Árido Movie, de Lírio Ferreira (Brasil)
Por Carlos Alberto Mattos
Entre a água abundante que a câmera sobrevoa na abertura e a caatinga esturricada que veremos logos depois, Árido Movie (2005) é um filme que se constrói numa estranha relação com certos mitos do cinema brasileiro. Antes de mais nada, a obra de Glauber Rocha, mito fundador do nosso cinema moderno. O sertão não virou mar e as utopias de fartura e saciedade continuam à mercê de místicos, adivinhadores de água etc. Também a prostituição e extinção progressiva dos índios e caboclos são tematizadas, assim como a permanência de um agreste arcaico, fincado em rituais familiares e vinganças de sangue.
Na paisagem desse Nordeste de entranhas expostas ao sol, podem-se ler todas as idades da Terra: a era das promessas bíblicas de paraíso, o tempo dos homens morrendo por sede ou por ódio, a idade da apropriação das fábulas populares por uma cultura urbana que usa o pretexto de "compreender os discursos" para matar sua fome de novidades.
O personagem-guia dessa "viagem" em muitos sentidos é um fantasma. Não é à-toa que está fora de foco em suas primeiras aparições. O homem do tempo subitamente se vê como homem fora do tempo, aquele onipresente via TV mas ausente das relações sociais que o forjaram. Os ecos de O Estrangeiro, de Camus, vão bem além da mera citação. Jonas não chora no funeral do pai Lázaro, estrangeiro que é em sua própria família. Seu vazio interior vai conduzi-lo à alienação de si mesmo, a ponto de no final tornar-se ele próprio o olho da câmera. Um fantasma subjetivo.

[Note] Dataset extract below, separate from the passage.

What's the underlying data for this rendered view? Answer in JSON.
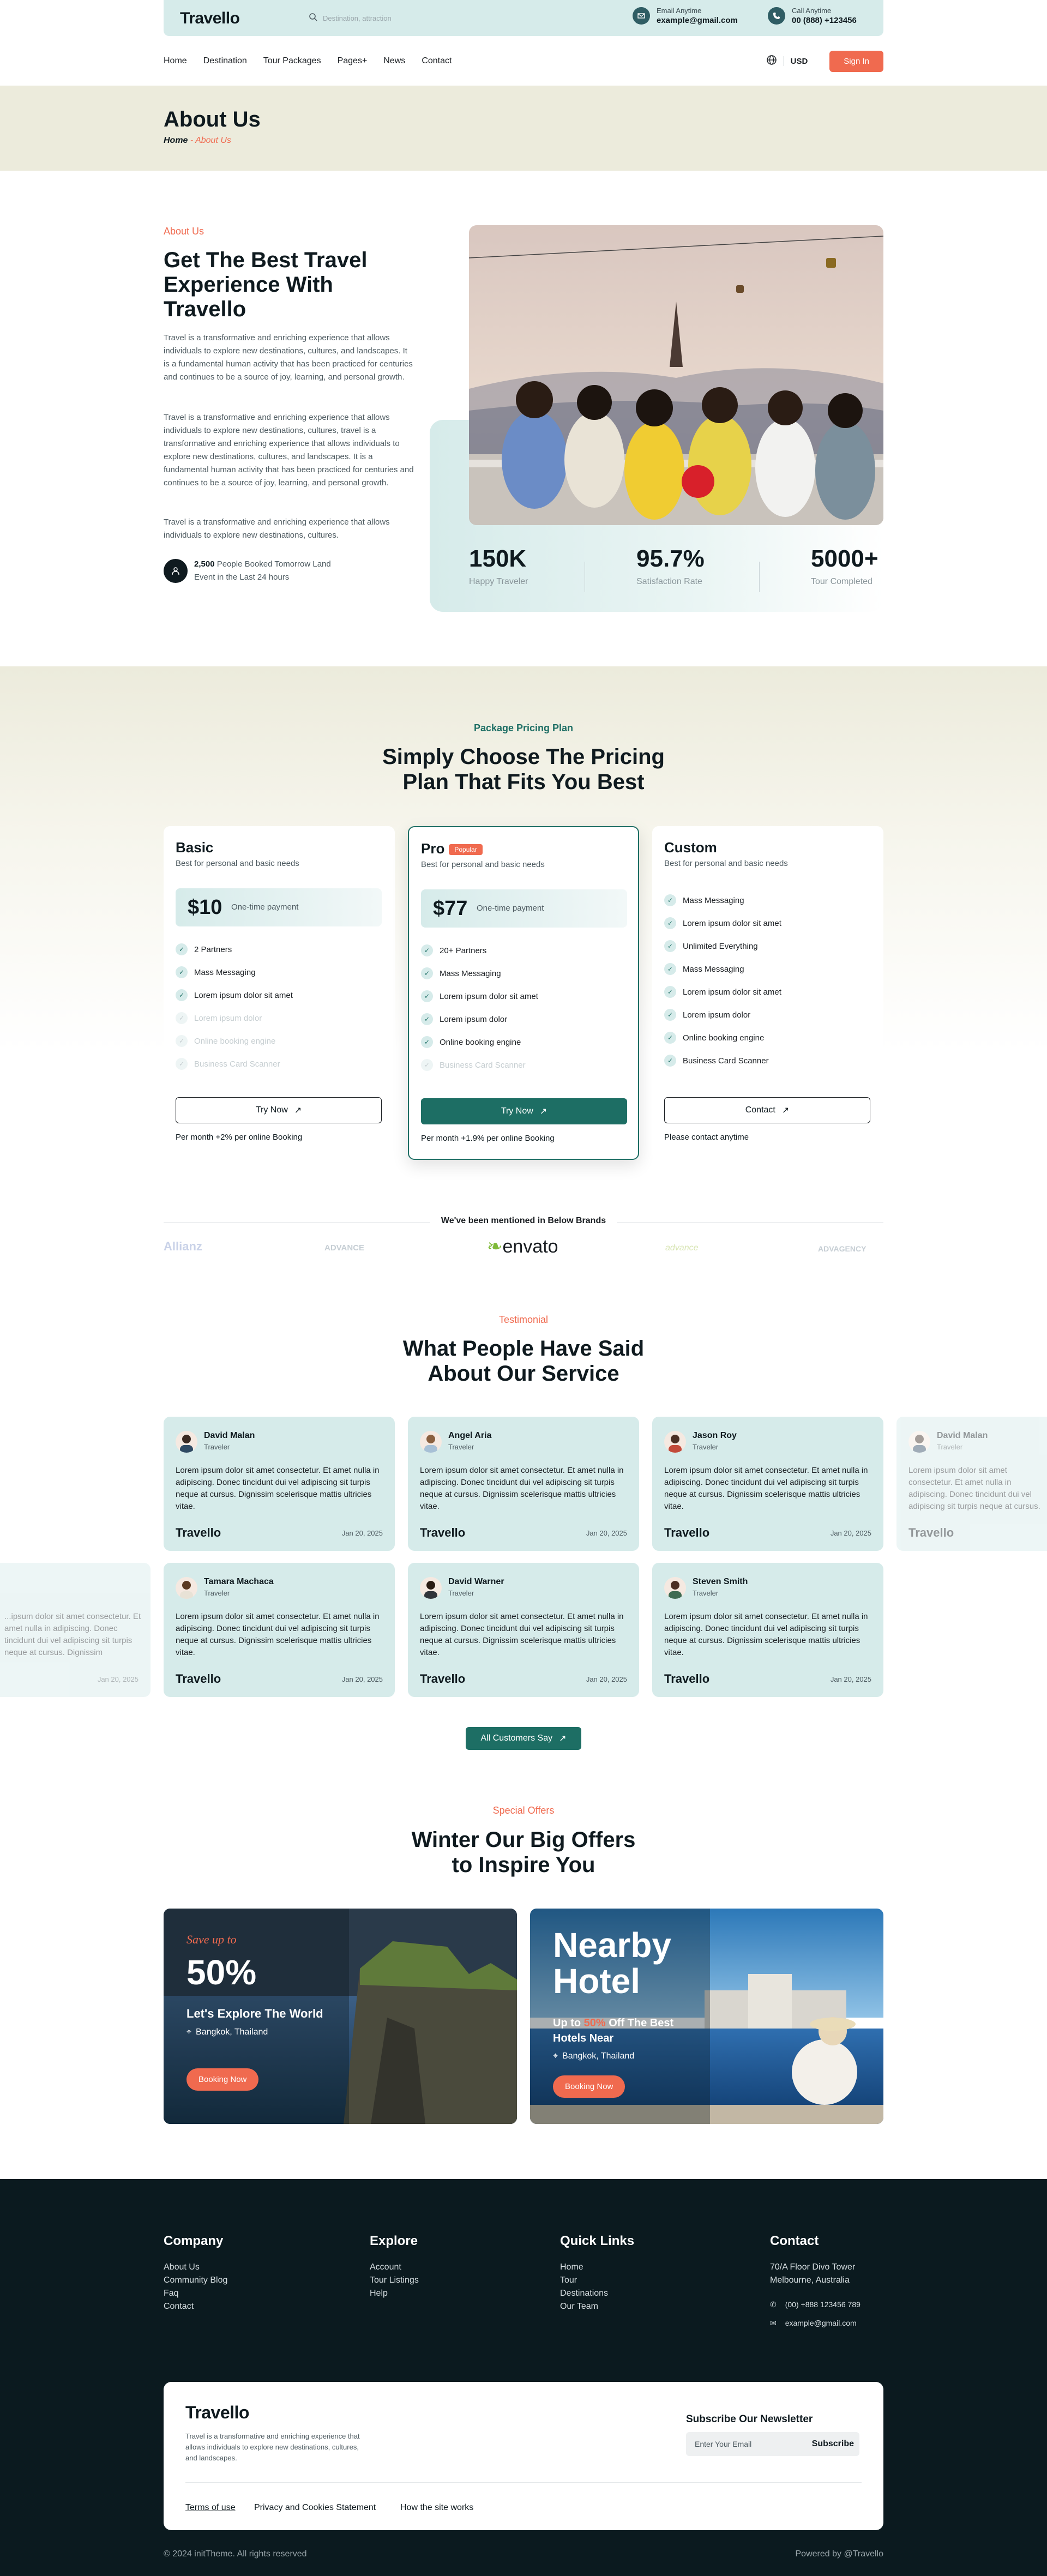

Em certa medida, Árido Movie também é um corpo estranho. Pertence à linhagem do Cinema Novo, mas conversa com ele como se fosse um parente que não vê há muitos anos. Sente-se ainda menos à vontade no meio do cinema de consumo imediato que hoje tenta se firmar no Brasil. Assume uma curiosa e divertida "irresponsabilidade" social e comercial, enquanto procura identidade no espelho da crítica cultural, quase tocando a auto-ironia.
Que esse filme-fantasma não resulte vazio é uma façanha a reconhecer. Bem ao contrário, é obra densa de significados, ressonâncias e subtextos. Pode ser apreciada tanto por seus sentidos subterrâneos, como pela sua superfície lustrosa: os tipos humanos bem delineados e interpretados, a fotografia espetacular de Murilo Salles, o suave absurdo que a tudo envolve. Até a busca obsessiva de uma simultaneidade permanente entre os vários eixos da ação parece sublinhar o caráter alucinatório da realidade a partir de qualquer minúscula variação da nossa forma de olhar.